Kaspersky, a leading anti-virus company from Russia, announced that it uncovered a piece of malware on its networks that tried to steal information about its products and clients.
The company called the malware "Duqu 2.0" due to its similarity to the "Duqu" malware found in 2011 and used in attacks against Iran, India, France and Ukraine. Duqu was also seen at the time as being linked to the Stuxnet malware, which is believed to be created by the U.S.'s and Israel's spy agencies.
The attack was found early this year when Kaspersky was conducting a test for an "anti-APT" (Advanced Persistent Threat) solution the company was developing. The malware was otherwise almost impossible to detect due to its ability to reside only in kernel memory and delete all of its traces on the disk.
It also didn't connect directly to a command-and-control server to receive instructions. Instead, the attackers infected the network gateways in order to proxy the company's traffic through their own command-and-control servers.
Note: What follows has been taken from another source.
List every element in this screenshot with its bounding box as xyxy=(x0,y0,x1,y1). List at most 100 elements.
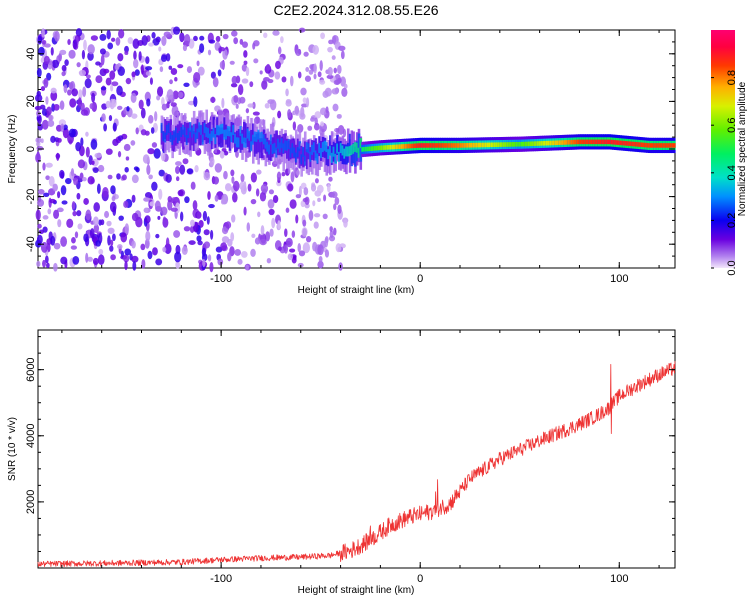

The attack also used three zero-day vulnerabilities for Microsoft's software installers, which are used by many enterprise customers. Normally such zero-day vulnerabilities cost hundreds of thousands of dollars each on the black market. However, if the attacker was indeed the NSA, then it could've also gotten it for free from "cyber threat sharing" programs, where companies give the NSA access to their vulnerabilities months before patches are ready or before anyone else knows the bugs even exist. Such programs are supposed to give the NSA advance notice to secure its networks, but they can also be used for offensive purposes before the vulnerabilities are patched by the companies.
Whoever the attackers were, they must have thought they could never be detected, or they thought an eventual detection is worth the price if they could steal useful data. Kaspersky said that because it detected the attack early, only some intellectual property was stolen, but its customers' data is safe.
However, it warned that the attack may already be used against other high-value targets around the world. Others may not have Kaspersky's expertise to protect themselves against this complex and undetectable malware, so the company will offer assistance to those interested in detecting Duqu 2.0.
Kaspersky has already contacted the police in different countries to investigate this attack and called for law enforcement to openly prosecute such attacks, which can ultimately leave ordinary citizens exposed to even more malicious attackers.
“Spying on cybersecurity companies is a very dangerous tendency. Security software is the last frontier of protection for businesses and customers in the modern world, where hardware and network equipment can be compromised. Moreover, sooner or later technologies implemented in similar targeted attacks will be examined and utilized by terrorists and professional cybercriminals. And that is an extremely serious and possible scenario," commented Eugene Kaspersky, CEO of Kaspersky Lab.“Reporting such incidents is the only way to make the world more secure. This helps to improve the security design of enterprise infrastructure and sends a straightforward signal to developers of this malware: all illegal operations will be stopped and prosecuted. The only way to protect the world is to have law enforcement agencies and security companies fighting such attacks openly. We will always report attacks regardless of their origin," he added.